9ª- Legislação interna e outra proveniente da EU vão impondo a recusa de estabelecimento de "comes e bebes"; e mesmo naqueles que passavam a denominar-se ou mantiveram a denominação de "tabernas", aquela legislação e aqueles serviços vêm impondo obras de transformação profunda (aos próprios inquilinos que não aos senhorios) que mantendo embora a tipicidade garantam a segurança, o conforto, a estética, a higiene necessárias.

10ª- Ainda dentro dos mesmos parâmetros, não é justo denominar-se de "paredes" aquilo a que se deve chamar de "painéis" nem alcunhar de "salas" o que são meros "espaços" de protecção de outras e (ou) passagens - a propriedade vocabular é importante não só para respeitar a matéria provada como para evitar se distorçam perspectivas - sem finalidade específica, preservando da vista dos utentes do restaurante zonas como as casa de banho, vestiários ou copa suja.

11ª- É inaplicável ao caso presente o disposto na al. d) do art° 64° do RAU e deve se aplicado o disposto, entre outros, no art. 34° do D.L 328/86, D.L 167/97 e 168/97, ambos de 04/07 e Decreto regulamentar nº 38/97 de 25/09, maxime seus artigos 10° a 14° e 20°.

12ª- Além de que o referido Acr. de 26/10/2010 enferma de nulidade resultante do desrespeito pelo disposto no nº 3 do art° 715° C.P.C - isto é, sem ter assegurado o princípio do contraditório - Acr. STJ de 12/09/99, Pr. Nº 99ª39 in www.stj.pt- o que conduzira, segurando este mesmo Acr. à nulidade de conhecimento oficioso (art° 729, nº 3 e 730°, nº 2 do mesmo diploma. Porém, 13ª- A possibilidade de repetição do julgamento pelo Tribunal da Relação está prejudicada pelo facto de o disposto no nº 2 do art° 715° C.P.C ser de aplicação excepcional e restrita, constrangido pelos princípios do "Juiz Natural" e da "Imediação" (preâmbulo do D.L 329-N95 de 12/12).

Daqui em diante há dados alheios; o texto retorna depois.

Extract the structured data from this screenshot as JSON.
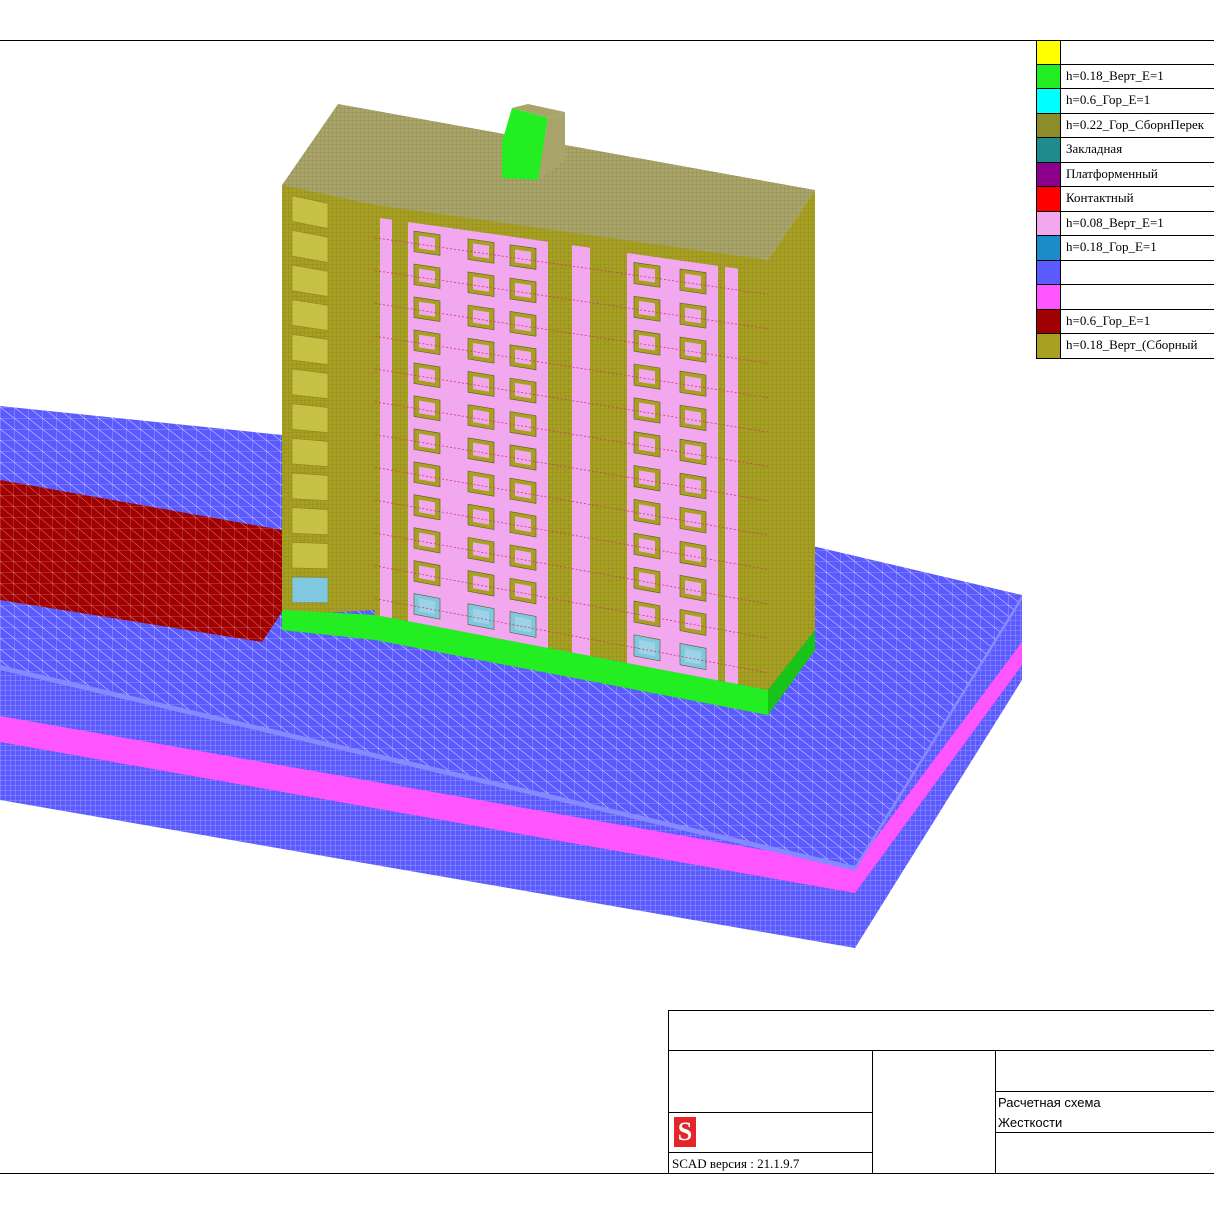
{
  "legend": [
    {
      "color": "#ffff00",
      "label": ""
    },
    {
      "color": "#22ee22",
      "label": "h=0.18_Верт_E=1"
    },
    {
      "color": "#00ffff",
      "label": "h=0.6_Гор_E=1"
    },
    {
      "color": "#8c8c28",
      "label": "h=0.22_Гор_СборнПерек"
    },
    {
      "color": "#1e8c8c",
      "label": "Закладная"
    },
    {
      "color": "#8c008c",
      "label": "Платформенный"
    },
    {
      "color": "#ff0000",
      "label": "Контактный"
    },
    {
      "color": "#f2a8ee",
      "label": "h=0.08_Верт_E=1"
    },
    {
      "color": "#1c8cc8",
      "label": "h=0.18_Гор_E=1"
    },
    {
      "color": "#5a5aff",
      "label": ""
    },
    {
      "color": "#ff55ff",
      "label": ""
    },
    {
      "color": "#a00000",
      "label": "h=0.6_Гор_E=1"
    },
    {
      "color": "#a8a020",
      "label": "h=0.18_Верт_(Сборный"
    }
  ],
  "title_block": {
    "line1": "Расчетная схема",
    "line2": "Жесткости",
    "version": "SCAD версия : 21.1.9.7",
    "logo": "S"
  },
  "colors": {
    "soil": "#5a5aff",
    "soil_layer": "#ff55ff",
    "foundation": "#a00000",
    "wall_frame": "#a8a020",
    "wall_panel": "#f2a8ee",
    "roof": "#a8a46a",
    "base_band": "#22ee22",
    "window_glass": "#7fc8e0"
  }
}
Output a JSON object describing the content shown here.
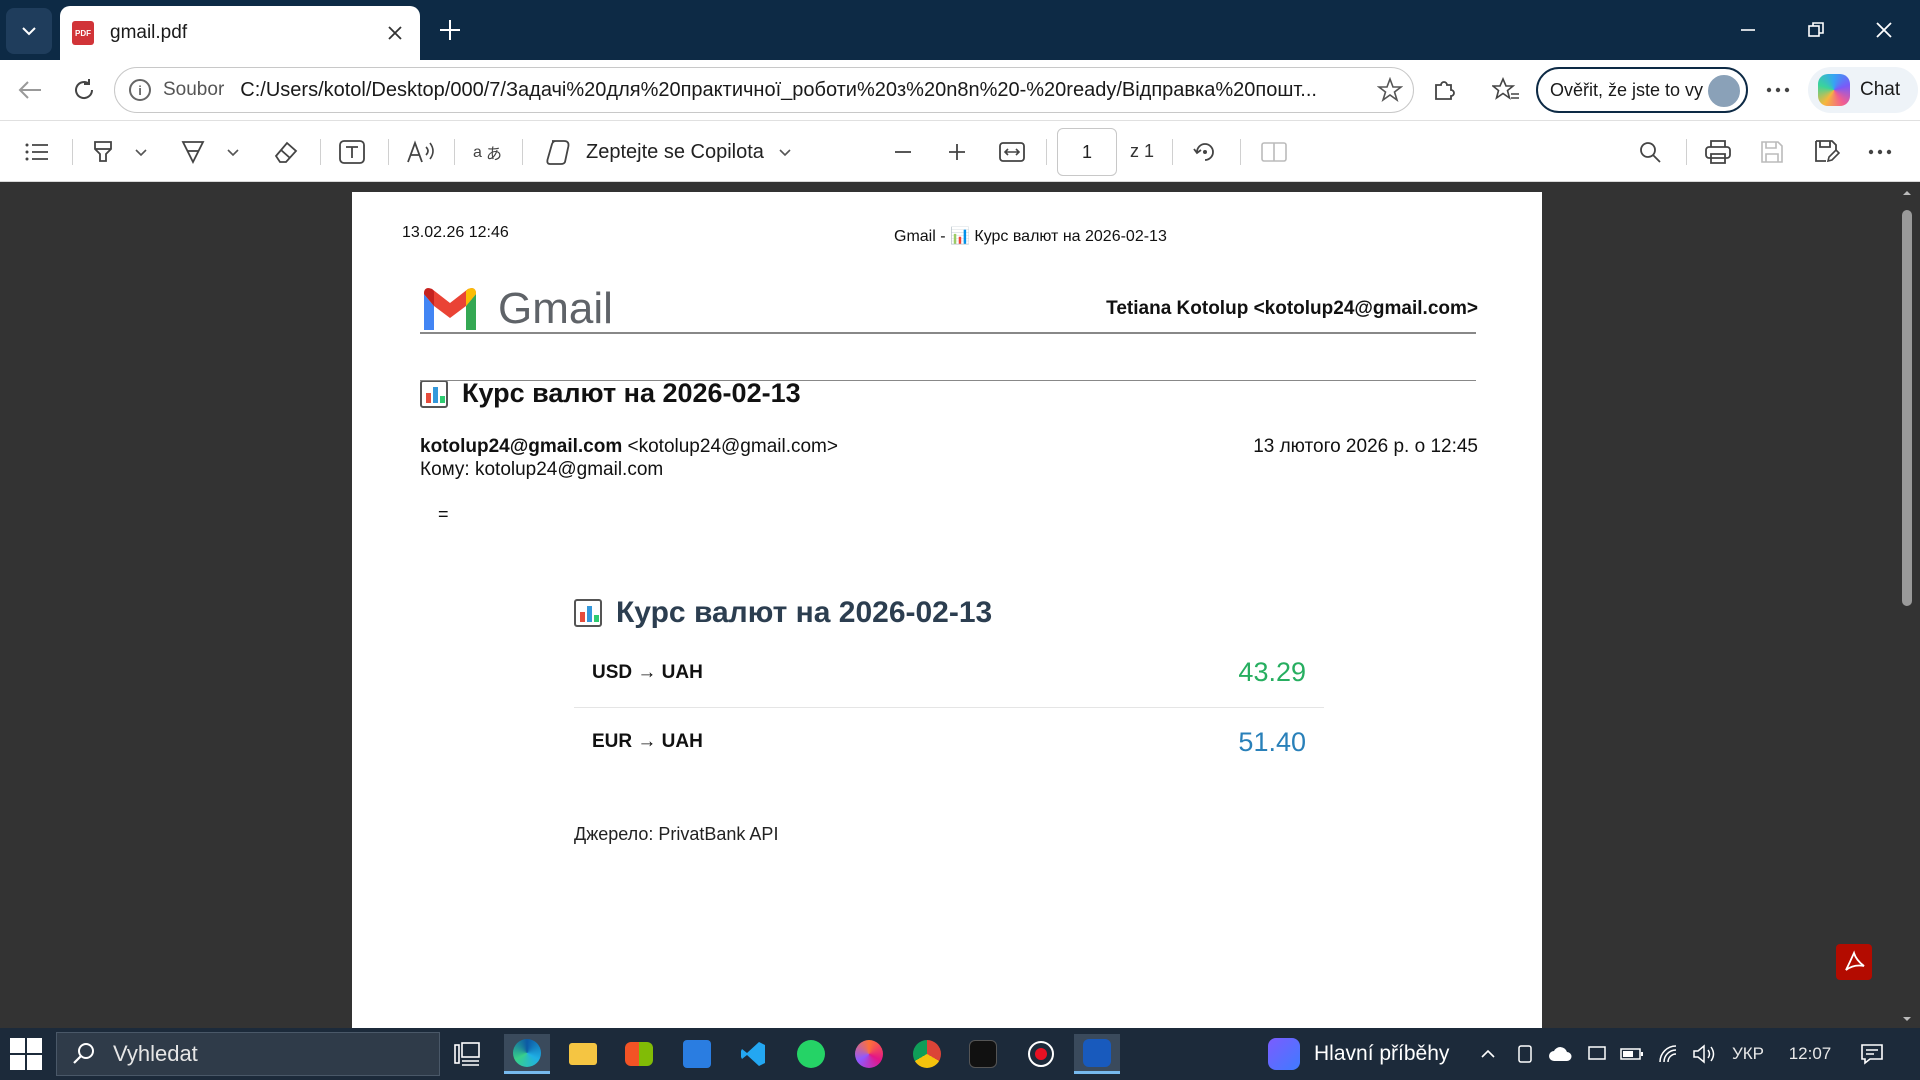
{
  "browser": {
    "tab_title": "gmail.pdf",
    "address_label": "Soubor",
    "address_url": "C:/Users/kotol/Desktop/000/7/Задачі%20для%20практичної_роботи%20з%20n8n%20-%20ready/Відправка%20пошт...",
    "verify_label": "Ověřit, že jste to vy",
    "chat_label": "Chat"
  },
  "pdf_toolbar": {
    "copilot_label": "Zeptejte se Copilota",
    "page_number": "1",
    "page_total": "z 1"
  },
  "pdf": {
    "print_date": "13.02.26 12:46",
    "print_title": "Gmail - 📊 Курс валют на 2026-02-13",
    "gmail_word": "Gmail",
    "account": "Tetiana Kotolup <kotolup24@gmail.com>",
    "subject": "Курс валют на 2026-02-13",
    "from_name": "kotolup24@gmail.com",
    "from_addr": "<kotolup24@gmail.com>",
    "sent_date": "13 лютого 2026 р. о 12:45",
    "to_line": "Кому: kotolup24@gmail.com",
    "eq": "=",
    "body_title": "Курс валют на 2026-02-13",
    "rates": [
      {
        "pair": "USD → UAH",
        "value": "43.29",
        "color": "#27ae60"
      },
      {
        "pair": "EUR → UAH",
        "value": "51.40",
        "color": "#2980b9"
      }
    ],
    "source": "Джерело: PrivatBank API"
  },
  "taskbar": {
    "search_label": "Vyhledat",
    "news_label": "Hlavní příběhy",
    "language": "УКР",
    "time": "12:07"
  }
}
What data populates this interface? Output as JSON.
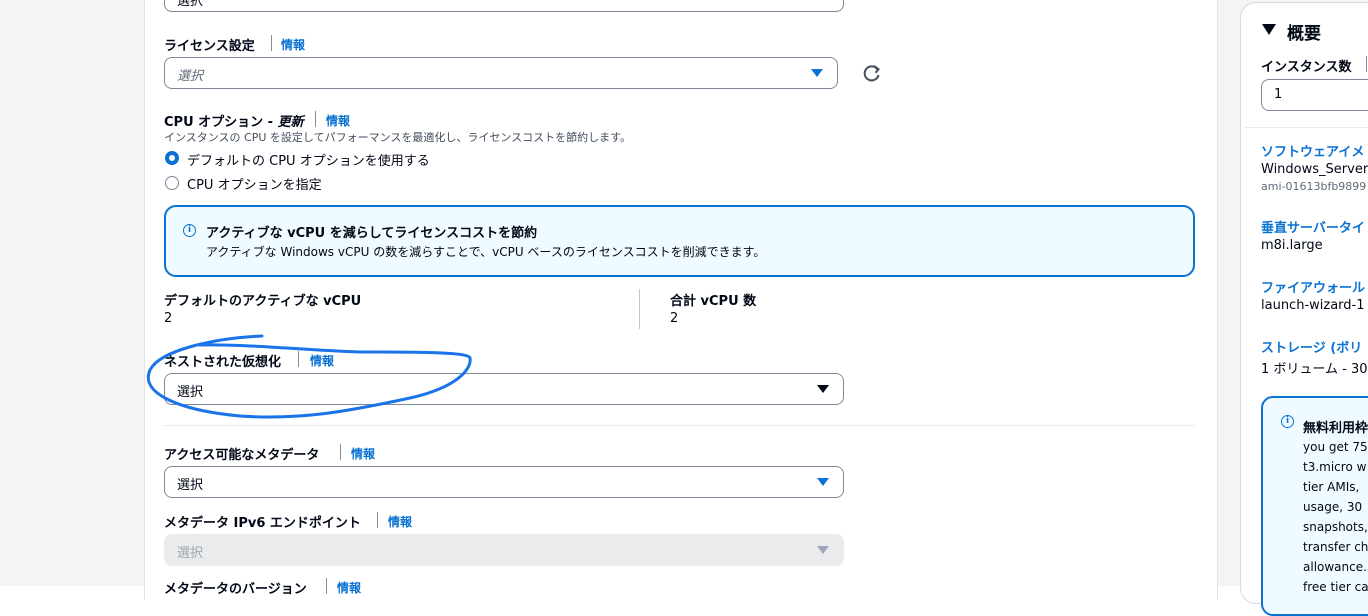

14ª- Sujeitam-se à regra da substituição da Relação ao Tribunal Recorrido "certas questões"... mas não "A questão" por excelência; a redacção cautelosa emprestada ao artigo pelo D.L referido conduz-nos a indagar razões pelas quais, no caso análogo do art. 753° C.P.C se deixou inalteradas as referências ao "pedido" e ao "mérito da causa" constituindo âmbito e alcance diverso o da regra da substituição do art° 715° (apelação) do art° 753° (agravo da decisão final).

15ª- Se o legislador fez nos dois casos tão similares, distinção do alcance da regra da substituição, já por si excepcional, não é permitido ao Juiz abolir ou negligenciar essa distinção: a questão de fundo não é uma entre várias - é a "questão" e pluribus unum! (Acr. Rel. Ev. de 16/12, Pr. 1781/81-2, in Portal da Justiça, ,,-www.mj.gov.pt- Acr. Trib. Rel. Ev.) 16ª- Não cabia à Relação decidir da questão de mérito sem que a 1ª instância o tivesse conhecido, violando-se o princípio do Juiz Natural e consequentemente, de forma flagrante, o da imediação.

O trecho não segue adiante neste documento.